Now that we understand how to coordinate processes, we are ready to dive into one of the main use cases for building distributed systems: scalability.

A scalable application can increase its capacity as its load increases. The simplest way to do that is by scaling up and running the application on more expensive hardware, but that only brings you so far since the application will eventually reach a performance ceiling.

The alternative to scaling up is scaling out by distributing the load over multiple nodes. This part explores 3 categories — or dimensions — of scalability patterns: functional decomposition, partitioning, and duplication. The beauty of these dimensions is that they are independent of each other and can be combined within the same application.

Functional decomposition

Functional decomposition is the process of taking an application and breaking it down into individual parts. Think of the last time you wrote some code; you most likely decomposed it into functions, classes, and modules. The same idea can be taken further by decomposing an application into separate services, each with its own well-defined responsibility.

Section 12.1 discusses the advantages and pitfalls of splitting an application into a set of independently deployable services.

Section 12.2 describes how external clients can communicate with an application after it has been decomposed into services using an API gateway. The gateway acts as the proxy for the application by routing, composing, and translating requests.

Section 12.3 discusses how to decouple an API’s read path from its write path so that their respective implementations can use different technologies that fit their specific use cases.

Section 12.4 dives into asynchronous messaging channels that decouple producers on one end of a channel from consumers on the other end. Thanks to channels, communication between two parties is possible even if the destination is temporarily not available. Messaging provides several other benefits, which we will explore in this section, along with best practices and pitfalls you can run into.

Partitioning

When a dataset no longer fits on a single node, it needs to be partitioned across multiple nodes. Partitioning is a general technique that can be used in a variety of circumstances, like sharding TCP connections across backends in a load balancer.

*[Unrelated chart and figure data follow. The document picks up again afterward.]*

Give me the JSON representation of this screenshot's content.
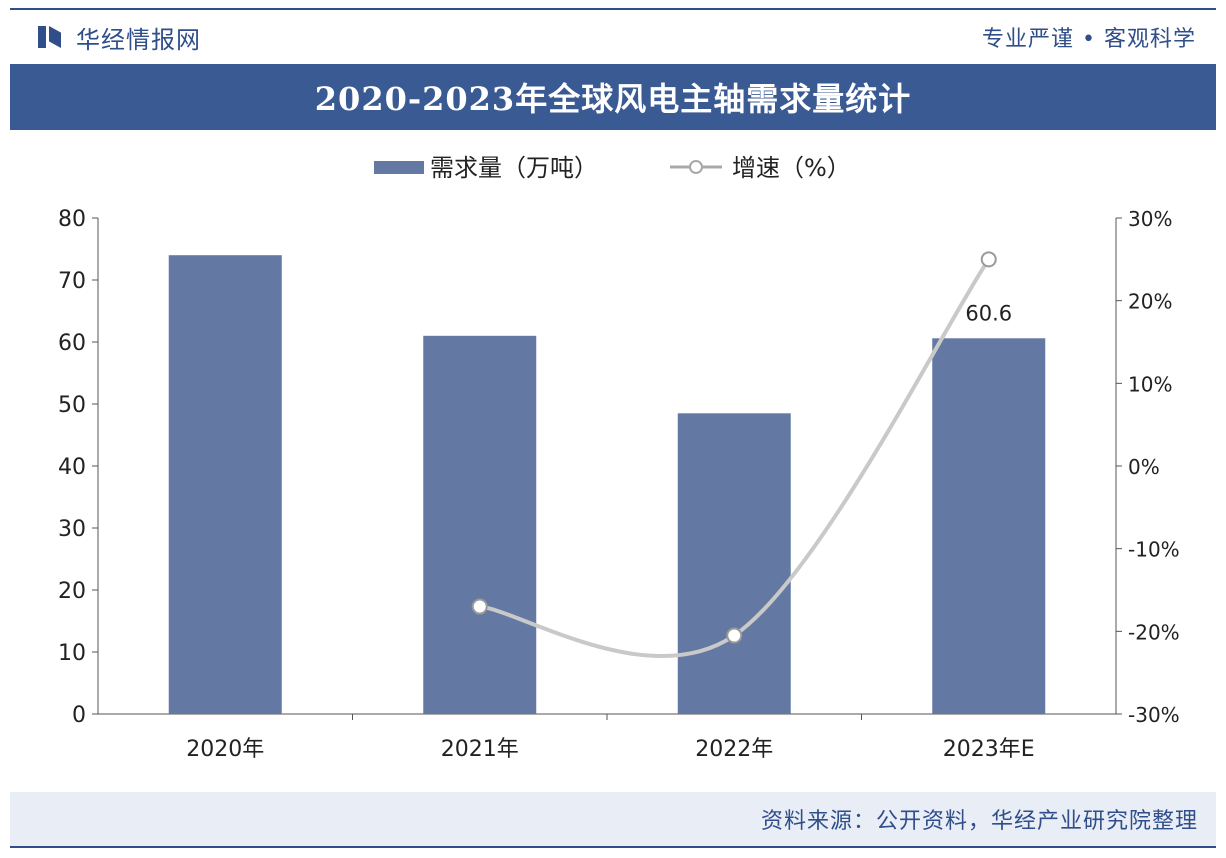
{
  "header": {
    "brand": "华经情报网",
    "slogan": "专业严谨 • 客观科学"
  },
  "title": "2020-2023年全球风电主轴需求量统计",
  "source": "资料来源：公开资料，华经产业研究院整理",
  "colors": {
    "bar": "#6379a3",
    "line": "#c9c9c9",
    "title_bg": "#3a5a93",
    "accent": "#2f4e8a"
  },
  "chart_data": {
    "type": "bar",
    "categories": [
      "2020年",
      "2021年",
      "2022年",
      "2023年E"
    ],
    "series": [
      {
        "name": "需求量（万吨）",
        "type": "bar",
        "axis": "left",
        "values": [
          74.0,
          61.0,
          48.5,
          60.6
        ]
      },
      {
        "name": "增速（%）",
        "type": "line",
        "axis": "right",
        "values": [
          null,
          -17.0,
          -20.5,
          25.0
        ]
      }
    ],
    "data_labels": [
      {
        "series": 0,
        "index": 3,
        "text": "60.6"
      }
    ],
    "ylim_left": [
      0,
      80
    ],
    "yticks_left": [
      "0",
      "10",
      "20",
      "30",
      "40",
      "50",
      "60",
      "70",
      "80"
    ],
    "ylim_right": [
      -30,
      30
    ],
    "yticks_right": [
      "-30%",
      "-20%",
      "-10%",
      "0%",
      "10%",
      "20%",
      "30%"
    ],
    "legend_position": "top-center",
    "grid": false
  }
}
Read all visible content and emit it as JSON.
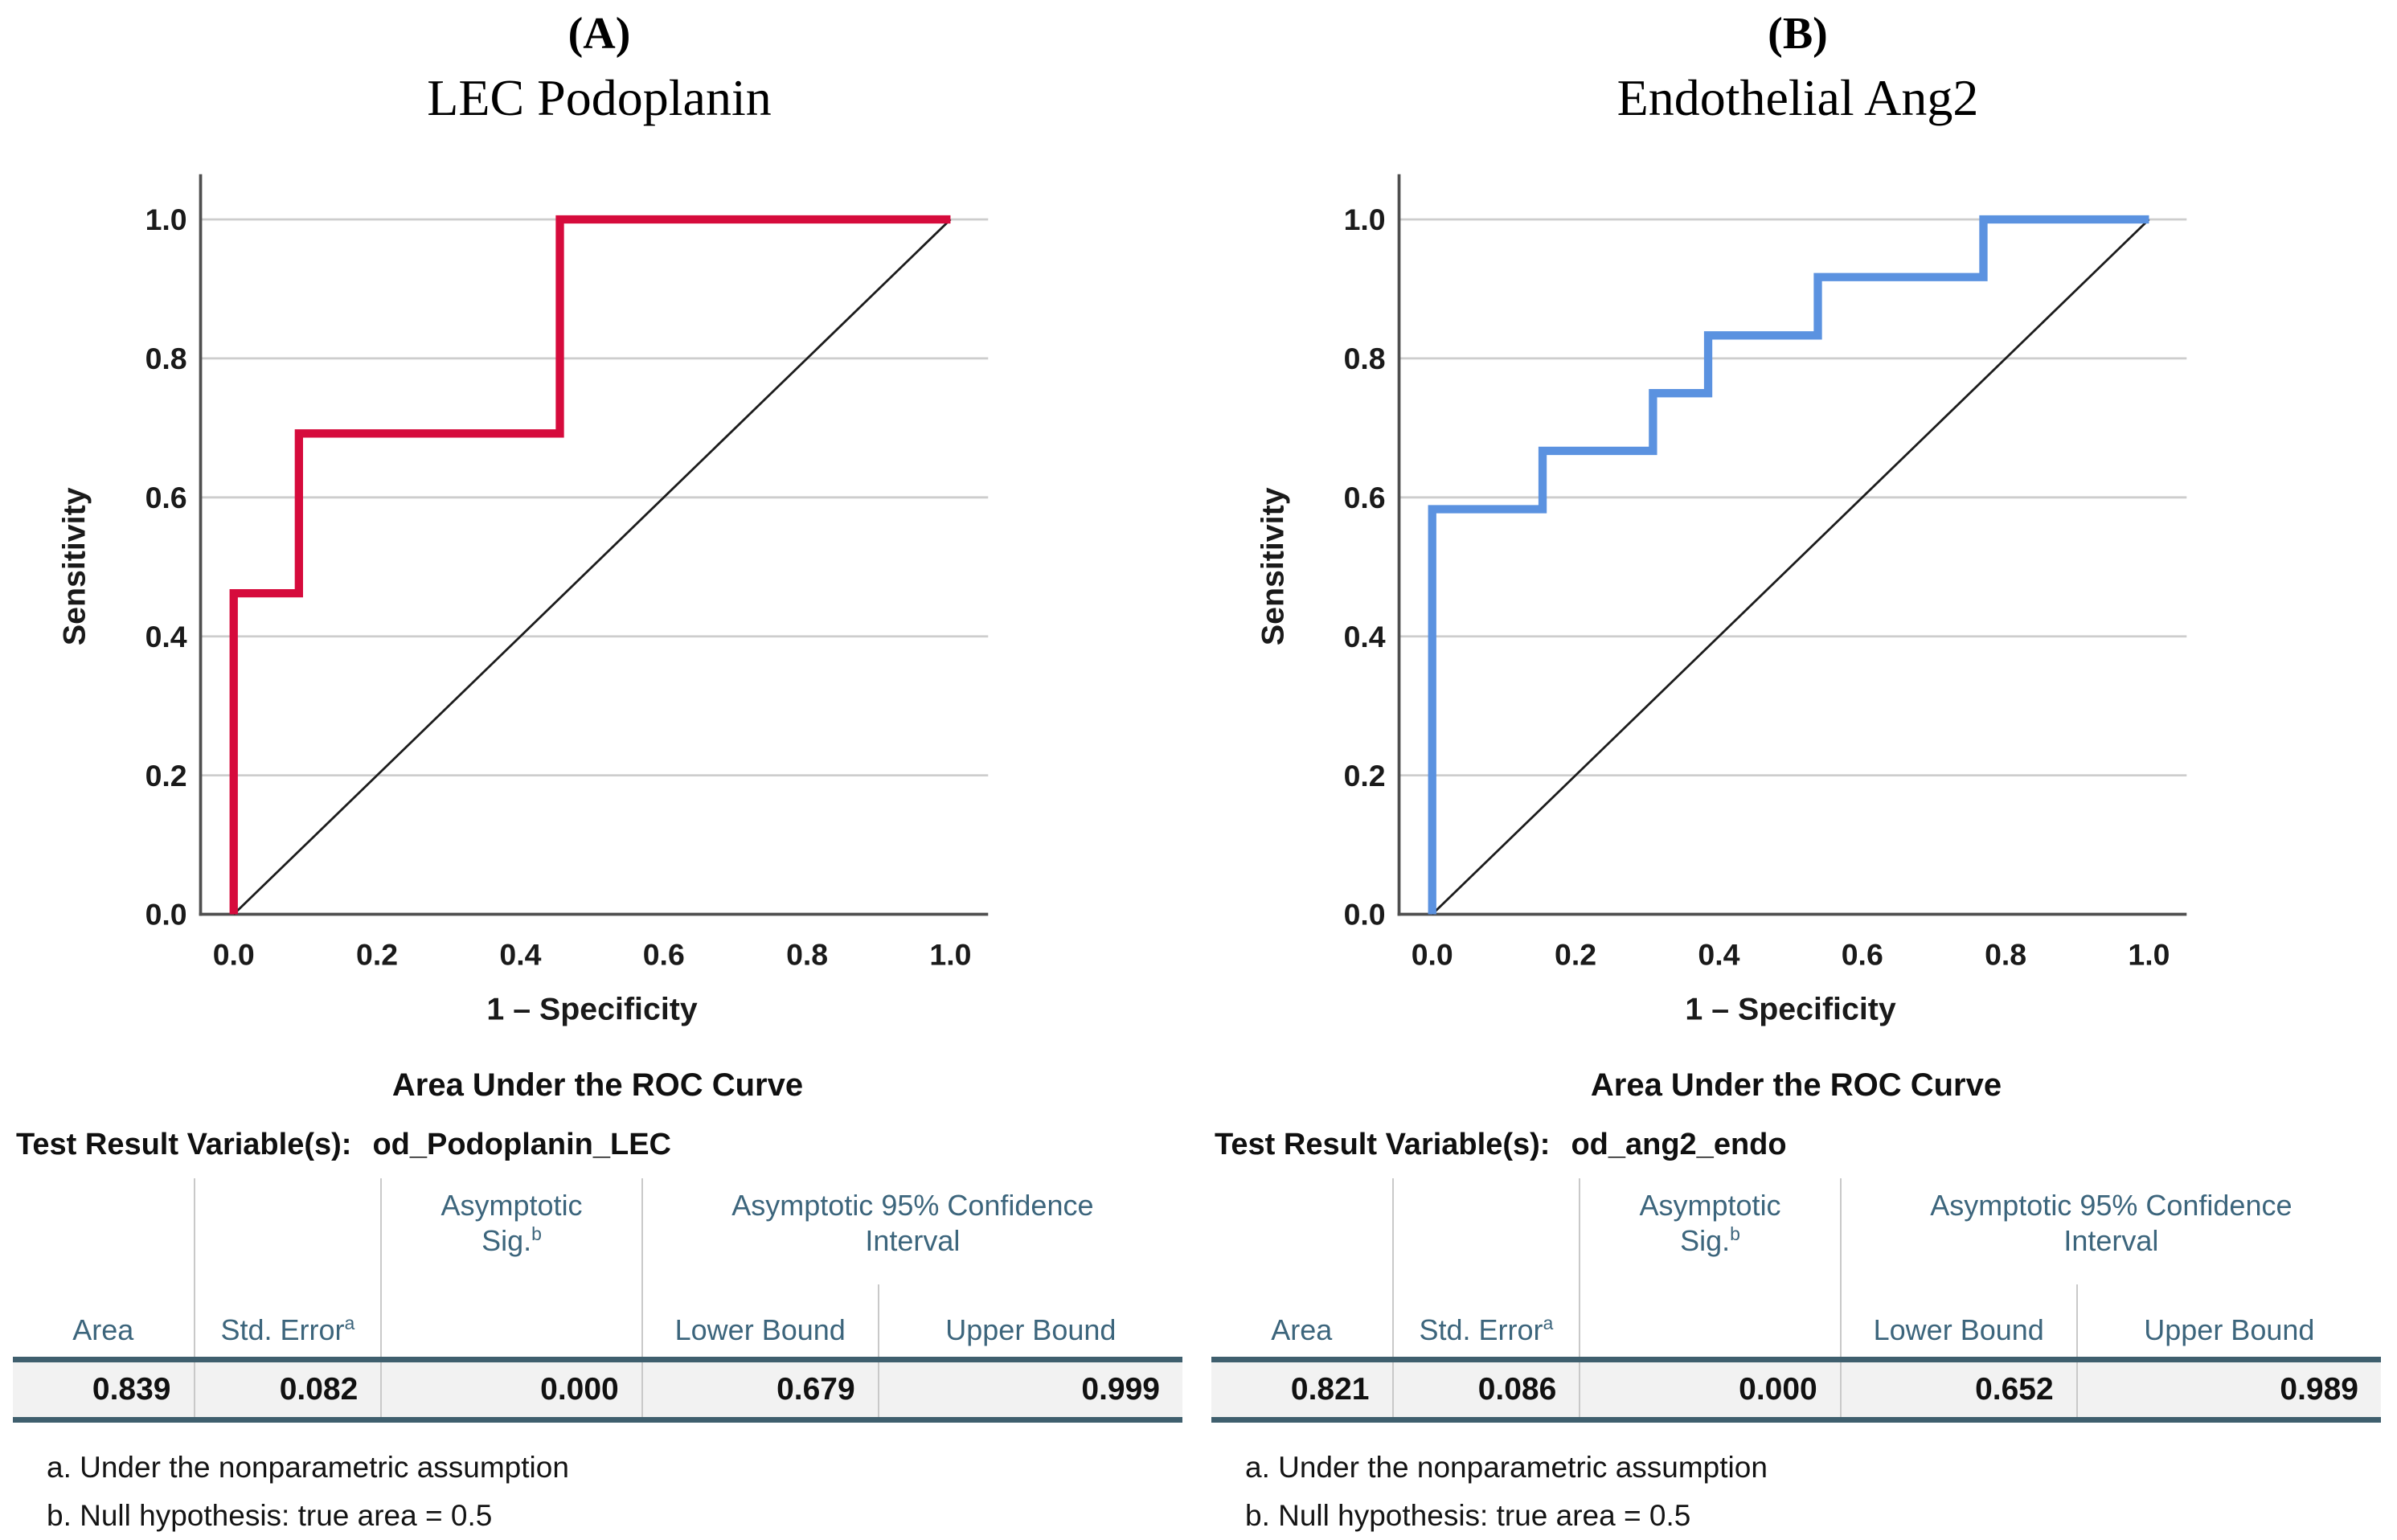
{
  "chart_data": [
    {
      "type": "line",
      "panel_label": "(A)",
      "title": "LEC Podoplanin",
      "xlabel": "1 – Specificity",
      "ylabel": "Sensitivity",
      "xlim": [
        0,
        1
      ],
      "ylim": [
        0,
        1
      ],
      "x_ticks": [
        "0.0",
        "0.2",
        "0.4",
        "0.6",
        "0.8",
        "1.0"
      ],
      "y_ticks": [
        "0.0",
        "0.2",
        "0.4",
        "0.6",
        "0.8",
        "1.0"
      ],
      "grid": "horizontal",
      "legend": "none",
      "series": [
        {
          "name": "ROC curve",
          "color": "#d60b3c",
          "points": [
            [
              0,
              0
            ],
            [
              0,
              0.462
            ],
            [
              0.091,
              0.462
            ],
            [
              0.091,
              0.692
            ],
            [
              0.455,
              0.692
            ],
            [
              0.455,
              1.0
            ],
            [
              1.0,
              1.0
            ]
          ]
        },
        {
          "name": "Reference diagonal",
          "color": "#1c1c1c",
          "points": [
            [
              0,
              0
            ],
            [
              1.0,
              1.0
            ]
          ]
        }
      ],
      "table": {
        "title": "Area Under the ROC Curve",
        "variable_label": "Test Result Variable(s):",
        "variable_name": "od_Podoplanin_LEC",
        "headers": {
          "area": "Area",
          "std_error": "Std. Error",
          "std_error_sup": "a",
          "sig_line1": "Asymptotic",
          "sig_line2": "Sig.",
          "sig_sup": "b",
          "ci_line1": "Asymptotic 95% Confidence",
          "ci_line2": "Interval",
          "lower": "Lower Bound",
          "upper": "Upper Bound"
        },
        "row": {
          "area": "0.839",
          "std_error": "0.082",
          "sig": "0.000",
          "lower": "0.679",
          "upper": "0.999"
        },
        "footnotes": [
          "a. Under the nonparametric assumption",
          "b. Null hypothesis: true area = 0.5"
        ]
      }
    },
    {
      "type": "line",
      "panel_label": "(B)",
      "title": "Endothelial Ang2",
      "xlabel": "1 – Specificity",
      "ylabel": "Sensitivity",
      "xlim": [
        0,
        1
      ],
      "ylim": [
        0,
        1
      ],
      "x_ticks": [
        "0.0",
        "0.2",
        "0.4",
        "0.6",
        "0.8",
        "1.0"
      ],
      "y_ticks": [
        "0.0",
        "0.2",
        "0.4",
        "0.6",
        "0.8",
        "1.0"
      ],
      "grid": "horizontal",
      "legend": "none",
      "series": [
        {
          "name": "ROC curve",
          "color": "#5b92e0",
          "points": [
            [
              0,
              0
            ],
            [
              0,
              0.583
            ],
            [
              0.154,
              0.583
            ],
            [
              0.154,
              0.667
            ],
            [
              0.308,
              0.667
            ],
            [
              0.308,
              0.75
            ],
            [
              0.385,
              0.75
            ],
            [
              0.385,
              0.833
            ],
            [
              0.538,
              0.833
            ],
            [
              0.538,
              0.917
            ],
            [
              0.769,
              0.917
            ],
            [
              0.769,
              1.0
            ],
            [
              1.0,
              1.0
            ]
          ]
        },
        {
          "name": "Reference diagonal",
          "color": "#1c1c1c",
          "points": [
            [
              0,
              0
            ],
            [
              1.0,
              1.0
            ]
          ]
        }
      ],
      "table": {
        "title": "Area Under the ROC Curve",
        "variable_label": "Test Result Variable(s):",
        "variable_name": "od_ang2_endo",
        "headers": {
          "area": "Area",
          "std_error": "Std. Error",
          "std_error_sup": "a",
          "sig_line1": "Asymptotic",
          "sig_line2": "Sig.",
          "sig_sup": "b",
          "ci_line1": "Asymptotic 95% Confidence",
          "ci_line2": "Interval",
          "lower": "Lower Bound",
          "upper": "Upper Bound"
        },
        "row": {
          "area": "0.821",
          "std_error": "0.086",
          "sig": "0.000",
          "lower": "0.652",
          "upper": "0.989"
        },
        "footnotes": [
          "a. Under the nonparametric assumption",
          "b. Null hypothesis: true area = 0.5"
        ]
      }
    }
  ],
  "style": {
    "curve_color_a": "#d60b3c",
    "curve_color_b": "#5b92e0",
    "grid_color": "#cdcdcd",
    "axis_color": "#4f4f4f",
    "table_header_color": "#3c657c",
    "table_rule_color": "#3f5f6e",
    "row_background": "#f2f2f2"
  }
}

We will explore different sharding strategies in section 13.1, such as range and hash partitioning. Then, in section 13.2, we will discuss how to rebalance partitions either statically or dynamically.

Duplication

The easiest way to add more capacity to a service is to create more instances of it and have some way of routing, or balancing, requests to them. This can be a fast and cheap way to scale out a stateless service, as long as you have considered the impact on the service’s dependencies. Scaling out a stateful service is significantly more challenging as some form of coordination is required.

Section 14.1 introduces the concept of load balancing requests across nodes and its implementation using commodity machines. We will start with DNS load balancing and then dive into the implementation of load balancers that operate at the transport and application layer of the network stack. Finally, we will discuss geo load balancing that allows clients to communicate with the geographically closest datacenter.

Section 14.2 describes how to replicate data across nodes and keep it in sync. Although we have already discussed one way of doing that with Raft in chapter 10, in this section, we will take a broader look at the topic and explore different approaches with varying trade-offs (single-leader, multi-leader, and leaderless).

Section 14.3 discusses the benefits and pitfalls of caching. We will start by discussing in-process caches first, which are easy to implement but have several pitfalls. Finally, we will look at the pros and cons of external caches.